If puking and E36 M3ting your guts out is your idea of a good time, maybe you should be in some of those movies Corey's talking about.
As long as companies and bosses stygmatize and punish workers for going home sick, and reward workers for coming to work sick, nothing will change.
From stock piling sick leave for retirement to bonuses for people who take no sick leave in a year. Everything is stacked in favor of coming to work sick.
The problem is the people who go out sick are the people who think it's ok to sneeze. cough vomit ect on other people. (yes I have been thrown up on, three times by people who were sober) Turn away from people, cover your mouth, or atleast put a plastic bag over over your head and keep your germs to yourself. there is a
As long as companies and bosses stygmatize and punish workers for going home sick, and reward workers for coming to work sick, nothing will change.
From stock piling sick leave for retirement to bonuses for people who take no sick leave in a year. Everything is stacked in favor of coming to work sick.

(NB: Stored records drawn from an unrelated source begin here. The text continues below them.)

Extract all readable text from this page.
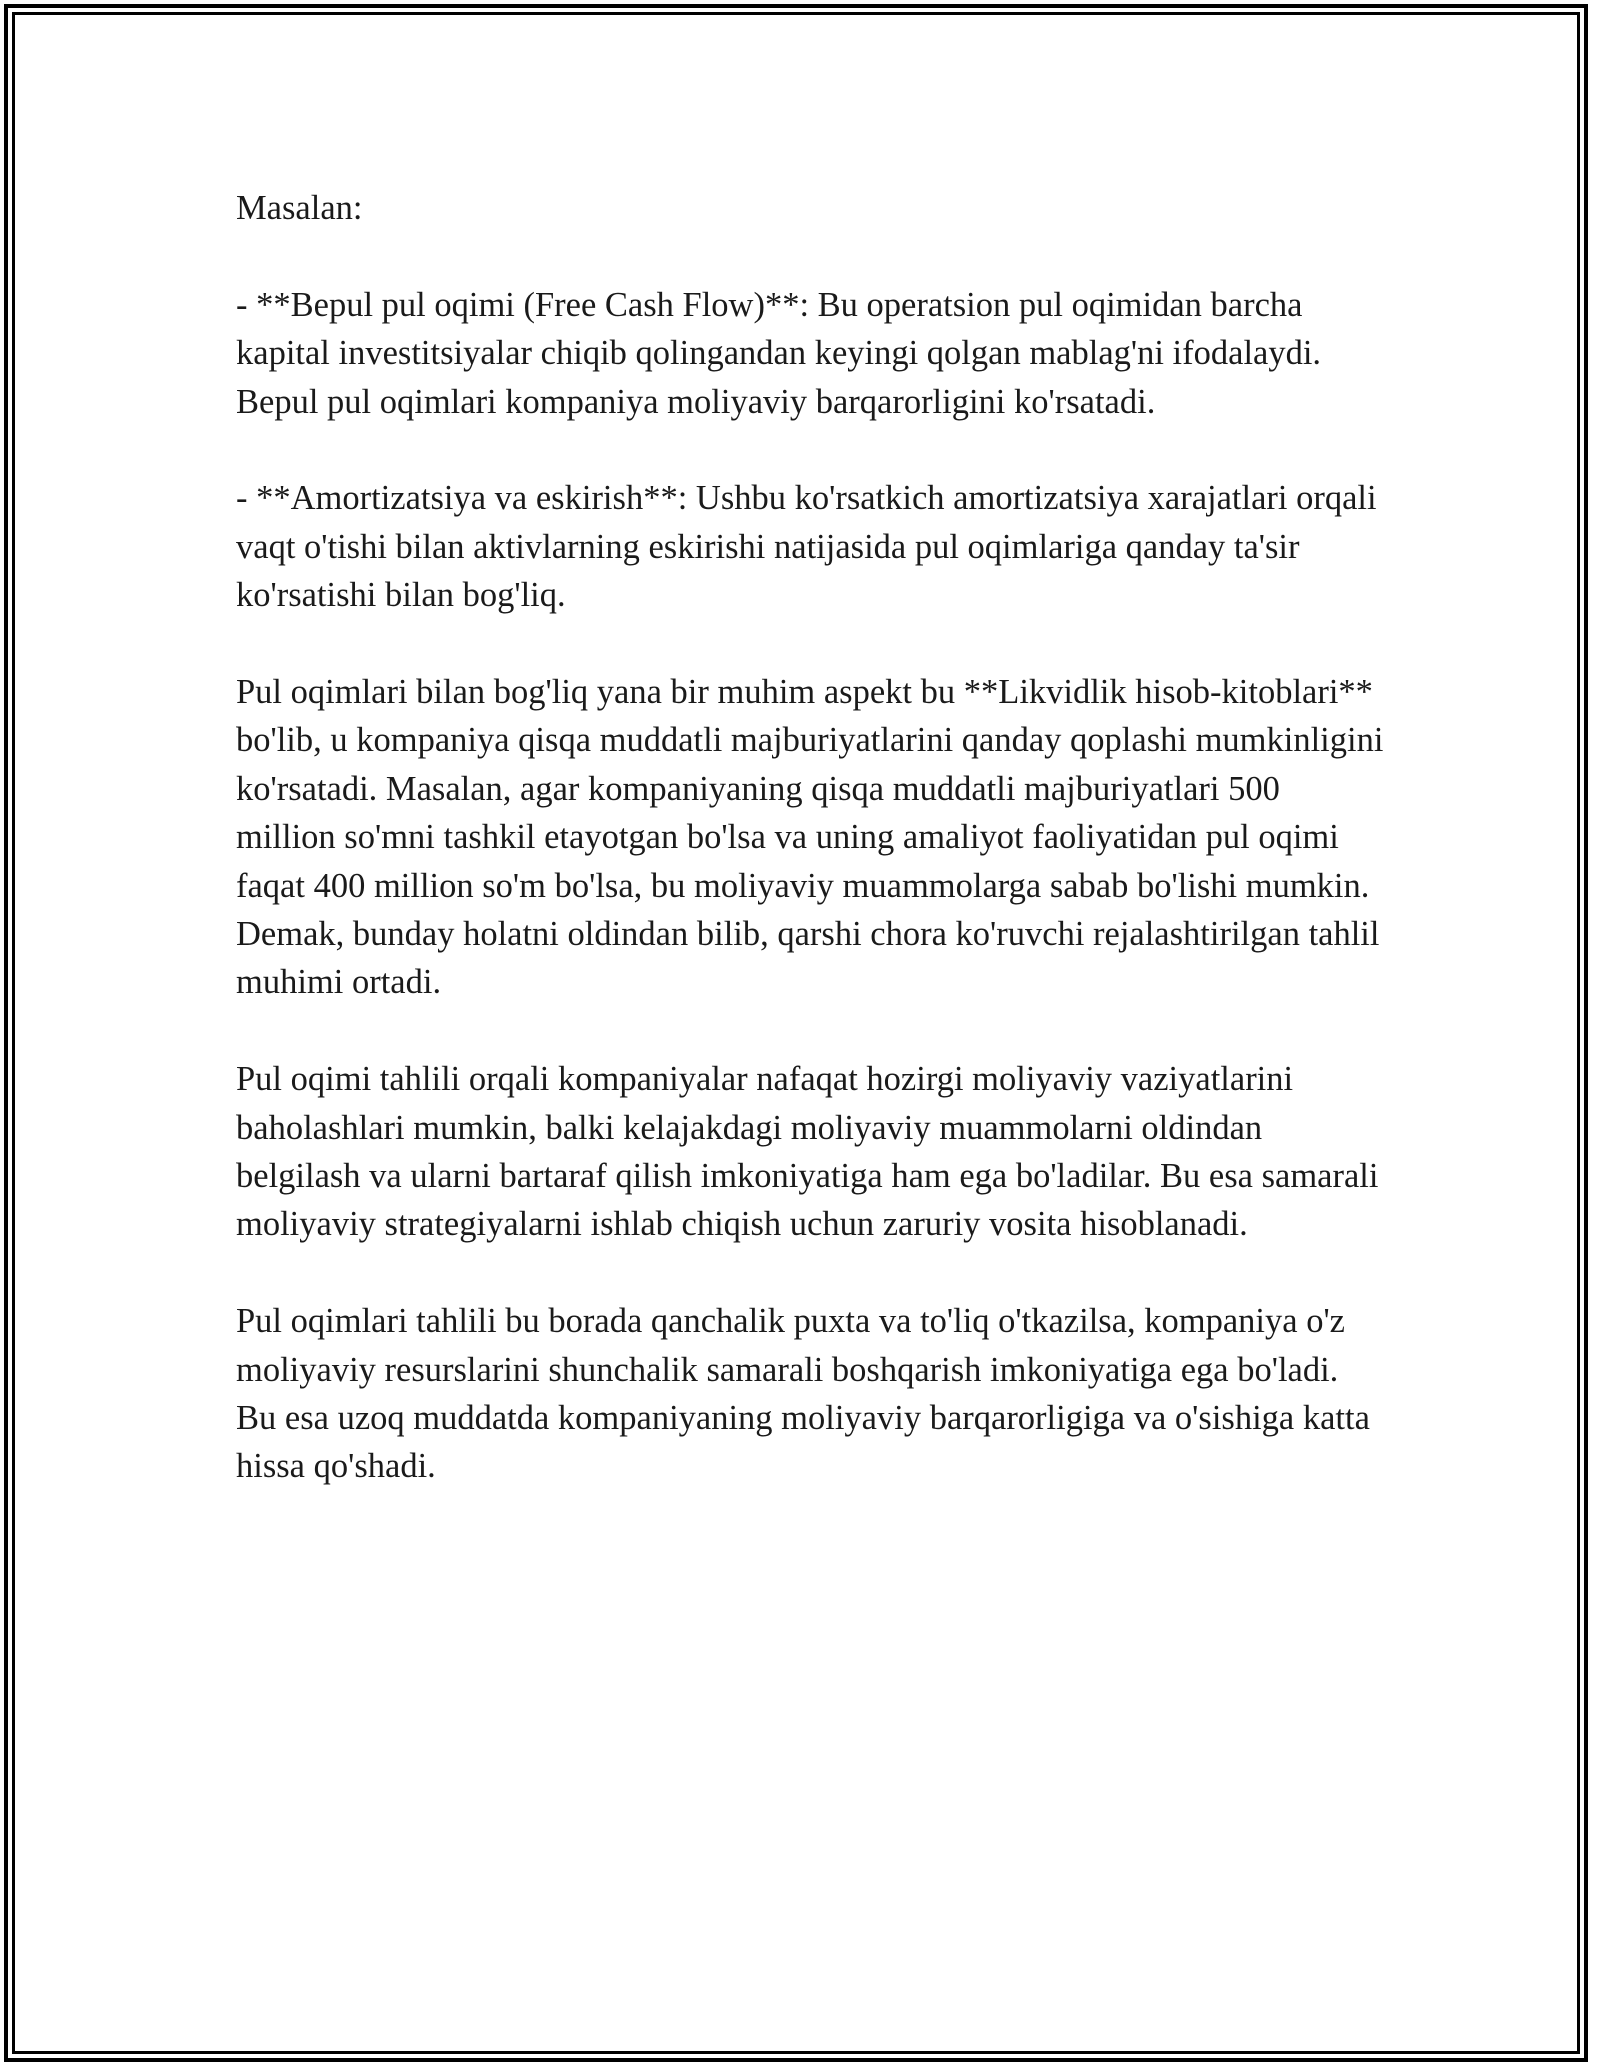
Masalan:

- **Bepul pul oqimi (Free Cash Flow)**: Bu operatsion pul oqimidan barcha kapital investitsiyalar chiqib qolingandan keyingi qolgan mablag'ni ifodalaydi. Bepul pul oqimlari kompaniya moliyaviy barqarorligini ko'rsatadi.

- **Amortizatsiya va eskirish**: Ushbu ko'rsatkich amortizatsiya xarajatlari orqali vaqt o'tishi bilan aktivlarning eskirishi natijasida pul oqimlariga qanday ta'sir ko'rsatishi bilan bog'liq.

Pul oqimlari bilan bog'liq yana bir muhim aspekt bu **Likvidlik hisob-kitoblari** bo'lib, u kompaniya qisqa muddatli majburiyatlarini qanday qoplashi mumkinligini ko'rsatadi. Masalan, agar kompaniyaning qisqa muddatli majburiyatlari 500 million so'mni tashkil etayotgan bo'lsa va uning amaliyot faoliyatidan pul oqimi faqat 400 million so'm bo'lsa, bu moliyaviy muammolarga sabab bo'lishi mumkin. Demak, bunday holatni oldindan bilib, qarshi chora ko'ruvchi rejalashtirilgan tahlil muhimi ortadi.

Pul oqimi tahlili orqali kompaniyalar nafaqat hozirgi moliyaviy vaziyatlarini baholashlari mumkin, balki kelajakdagi moliyaviy muammolarni oldindan belgilash va ularni bartaraf qilish imkoniyatiga ham ega bo'ladilar. Bu esa samarali moliyaviy strategiyalarni ishlab chiqish uchun zaruriy vosita hisoblanadi.

Pul oqimlari tahlili bu borada qanchalik puxta va to'liq o'tkazilsa, kompaniya o'z moliyaviy resurslarini shunchalik samarali boshqarish imkoniyatiga ega bo'ladi. Bu esa uzoq muddatda kompaniyaning moliyaviy barqarorligiga va o'sishiga katta hissa qo'shadi.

Agreed. See my OP. I'm talking about motherberkeleyers with nothing better to do coming into my shop where I work on a freaking Tuesday (i.e., they have no job, or are not working that day,) sounding like their berkeleying tuberculosis ridden ass is on death's-door.
Vomit on them. When they retract in shock , shrug and say something flippant like, "You blew snot on me. I thought you'd be OK with this." Eventually, word will spread. It has too.